Down the hall, there was a bathroom. Two things happened when he opened the door. The first was that he registered, too late, that the light was already on and the room occupied. The second was that Jake very nearly pissed his pants.
“Holy fucking shit,” he barked.
The woman in the bathtub, naked but for a nightgown gone sheer from the wet, blinked at him slowly. She wasn’t old. Maybe in her forties, far from the crone he’d imagined he was robbing. Not that it mattered.
“Who the hell are you?”
Her voice slurred. Her eyes drooped. Lined up along the side of the tub was a bottle of whiskey — empty — and a dozen prescription pill bottles. Balanced on the tub’s edge was a straight razor blade.
“Shit,” Jake said. “I’ll be out of here in a minute or two. Out of your way.”
The woman in the tub laughed. Under other circumstances it might’ve been sexy, her voice low and throaty, her nightgown transparent enough to show the dark circles of her nipples and the shadow between her thighs. “Oh, honey. Don’t you never mind about that. Sit and stay a while. Are you him?”
“Him, who?”
“Azrael. The Angel of Death. Come to spirit me away. Funny, I thought maybe you’d be a girl. Then ag
ain, I haven’t had much luck with girls.”
He was tempted to say yes, if only to keep her quiet. But though the devil had made him a thief and a killer of kittens, among other bad things, Jake never lied if he didn’t have to. “No. I’m not an angel.”
“Figures.” She snorted softly, reached unsteadily for the liquor bottle, and knocked it to the floor. “Well. Fuck-a-doodle-doo.”
Jake sidestepped the scatter of breaking glass. The backpack jingled and shuffled, heavy with loot. The woman turned a red-rimmed and unfocused gaze toward it.
“Huh.”
“I’ll just get out of your way,” Jake said.
The woman in the tub sloshed some water over the edge. It knocked over the pill bottles. They were empty and bounced around his feet. “What’s your name?”
“Jake.”
“So tell me, Jake. Have you ever been in love?”
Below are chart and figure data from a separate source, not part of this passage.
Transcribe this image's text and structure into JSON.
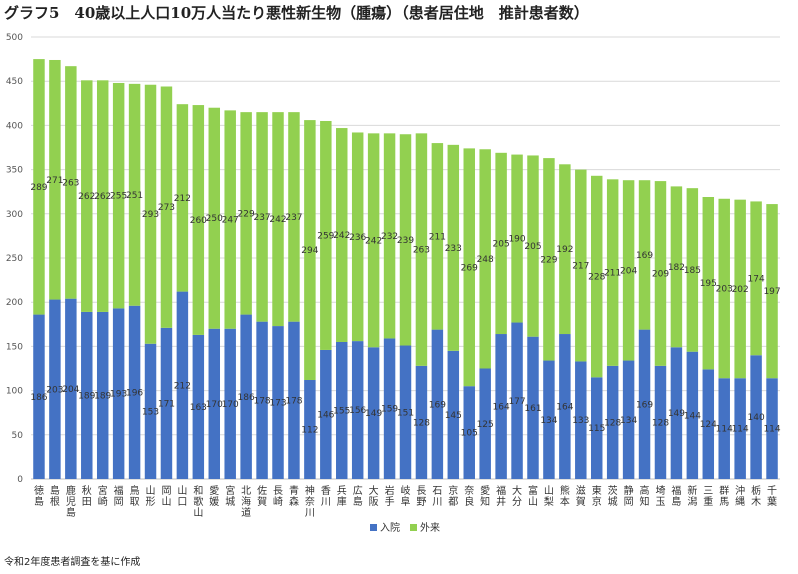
{
  "title": "グラフ5　40歳以上人口10万人当たり悪性新生物（腫瘍）（患者居住地　推計患者数）",
  "footnote": "令和2年度患者調査を基に作成",
  "colors": {
    "inpatient": "#4472C4",
    "outpatient": "#92D050",
    "grid": "#D9D9D9",
    "axis": "#BFBFBF"
  },
  "chart_data": {
    "type": "bar",
    "stacked": true,
    "title": "グラフ5　40歳以上人口10万人当たり悪性新生物（腫瘍）（患者居住地　推計患者数）",
    "xlabel": "",
    "ylabel": "",
    "ylim": [
      0,
      500
    ],
    "yticks": [
      0,
      50,
      100,
      150,
      200,
      250,
      300,
      350,
      400,
      450,
      500
    ],
    "grid": true,
    "legend_position": "bottom",
    "categories": [
      "徳島",
      "島根",
      "鹿児島",
      "秋田",
      "宮崎",
      "福岡",
      "鳥取",
      "山形",
      "岡山",
      "山口",
      "和歌山",
      "愛媛",
      "宮城",
      "北海道",
      "佐賀",
      "長崎",
      "青森",
      "神奈川",
      "香川",
      "兵庫",
      "広島",
      "大阪",
      "岩手",
      "岐阜",
      "長野",
      "石川",
      "京都",
      "奈良",
      "愛知",
      "福井",
      "大分",
      "富山",
      "山梨",
      "熊本",
      "滋賀",
      "東京",
      "茨城",
      "静岡",
      "高知",
      "埼玉",
      "福島",
      "新潟",
      "三重",
      "群馬",
      "沖縄",
      "栃木",
      "千葉"
    ],
    "series": [
      {
        "name": "入院",
        "values": [
          186,
          203,
          204,
          189,
          189,
          193,
          196,
          153,
          171,
          212,
          163,
          170,
          170,
          186,
          178,
          173,
          178,
          112,
          146,
          155,
          156,
          149,
          159,
          151,
          128,
          169,
          145,
          105,
          125,
          164,
          177,
          161,
          134,
          164,
          133,
          115,
          128,
          134,
          169,
          128,
          149,
          144,
          124,
          114,
          114,
          140,
          114
        ]
      },
      {
        "name": "外来",
        "values": [
          289,
          271,
          263,
          262,
          262,
          255,
          251,
          293,
          273,
          212,
          260,
          250,
          247,
          229,
          237,
          242,
          237,
          294,
          259,
          242,
          236,
          242,
          232,
          239,
          263,
          211,
          233,
          269,
          248,
          205,
          190,
          205,
          229,
          192,
          217,
          228,
          211,
          204,
          169,
          209,
          182,
          185,
          195,
          203,
          202,
          174,
          197
        ]
      }
    ]
  }
}
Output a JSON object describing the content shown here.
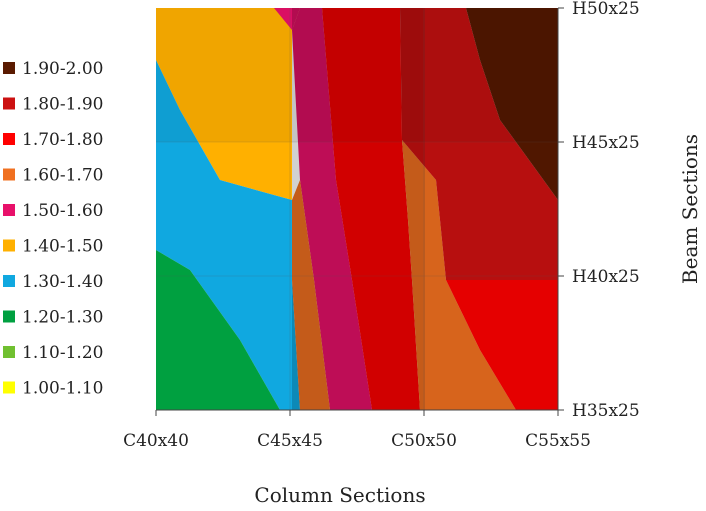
{
  "chart_data": {
    "type": "contour",
    "title": "",
    "xlabel": "Column Sections",
    "ylabel": "Beam Sections",
    "x_categories": [
      "C40x40",
      "C45x45",
      "C50x50",
      "C55x55"
    ],
    "y_categories": [
      "H35x25",
      "H40x25",
      "H45x25",
      "H50x25"
    ],
    "legend_position": "left",
    "levels": [
      {
        "label": "1.90-2.00",
        "color": "#5a1a00"
      },
      {
        "label": "1.80-1.90",
        "color": "#cc1111"
      },
      {
        "label": "1.70-1.80",
        "color": "#ff0000"
      },
      {
        "label": "1.60-1.70",
        "color": "#f07020"
      },
      {
        "label": "1.50-1.60",
        "color": "#e8106a"
      },
      {
        "label": "1.40-1.50",
        "color": "#ffb000"
      },
      {
        "label": "1.30-1.40",
        "color": "#10a8e0"
      },
      {
        "label": "1.20-1.30",
        "color": "#00a040"
      },
      {
        "label": "1.10-1.20",
        "color": "#70c030"
      },
      {
        "label": "1.00-1.10",
        "color": "#ffff00"
      }
    ],
    "grid": true
  }
}
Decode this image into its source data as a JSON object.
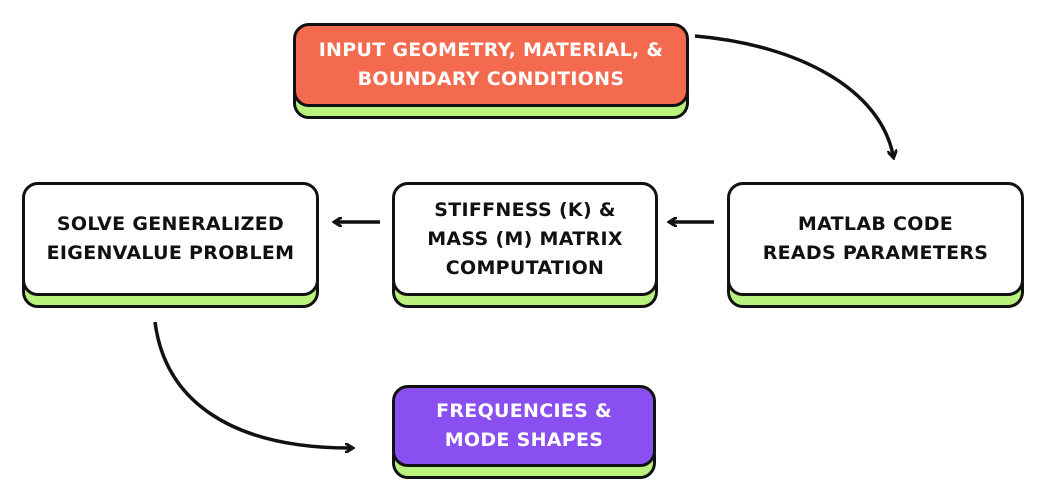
{
  "colors": {
    "input": "#f36a4e",
    "output": "#8a4ff0",
    "shadow": "#b9f27c",
    "process": "#ffffff",
    "stroke": "#111111"
  },
  "nodes": {
    "input": "INPUT GEOMETRY, MATERIAL, & BOUNDARY CONDITIONS",
    "matlab": "MATLAB CODE READS PARAMETERS",
    "matrix": "STIFFNESS (K) & MASS (M) MATRIX COMPUTATION",
    "solve": "SOLVE GENERALIZED EIGENVALUE PROBLEM",
    "output": "FREQUENCIES & MODE SHAPES"
  },
  "edges": [
    {
      "from": "input",
      "to": "matlab"
    },
    {
      "from": "matlab",
      "to": "matrix"
    },
    {
      "from": "matrix",
      "to": "solve"
    },
    {
      "from": "solve",
      "to": "output"
    }
  ]
}
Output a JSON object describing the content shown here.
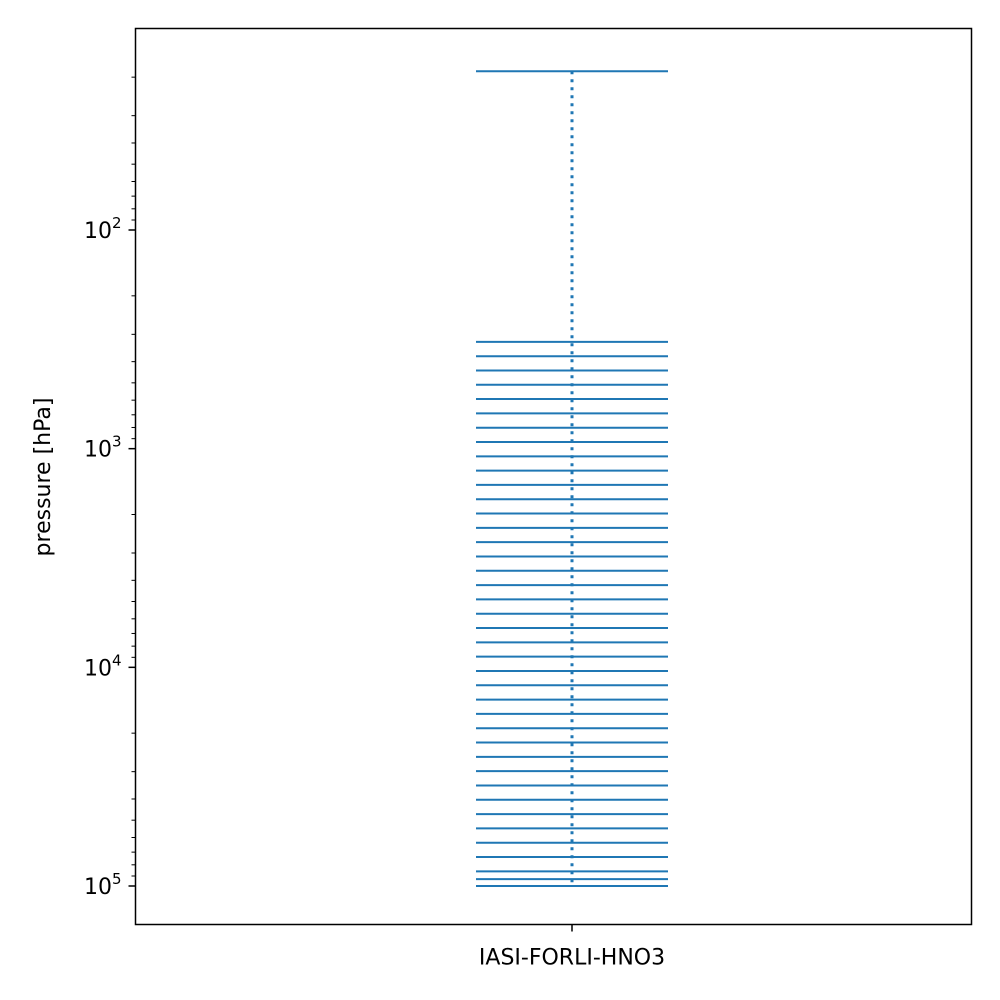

He should just get the hell out of Dodge, but he knew better than that. If the devil had sent him here, tonight, it was for a reason and maybe not really to steal cocktail rings and dollar bills. Carefully, he set the backpack on the sink, then leaned a hip against it. Crossed his arms over his chest. “Maybe.”
“I don’t recommend it.” The woman gave another of those low, rasping laughs. She picked up the razor with surprising grace, considering her earlier clumsiness. She held it up to him. “This is what love is. A fucking razor blade. Only instead of your wrists —” here, she demonstrated, slicing herself in a long, deep line from wrist to elbow. “It’s your fucking heart.”
Blood welled up, jetting, turning the water quickly crimson. The smell of it hit him like a fist. Jake had acquired a strong stomach over the years — some of the things the devil asked of him had definitely been repulsive. But this was a smell of agony and desperation and grief and loss, and it forced a tsunami of bile to surge into his throat.
“Well, damn, honey,” the woman said sadly, the razor still gripped in her fingers, though loosely. “Seems I can’t quite hold this with my other hand. Would you be a dear, help a girl out.”
No sane man would’ve agreed to this, but like it or not, Jake was in the service of Satan. If God worked in mysterious ways, His first and fallen favorite did the same. Kneeling next to the tub, the knees of his jeans soaking through from the water she’d spilled, Jake gently took the razor from her fingers.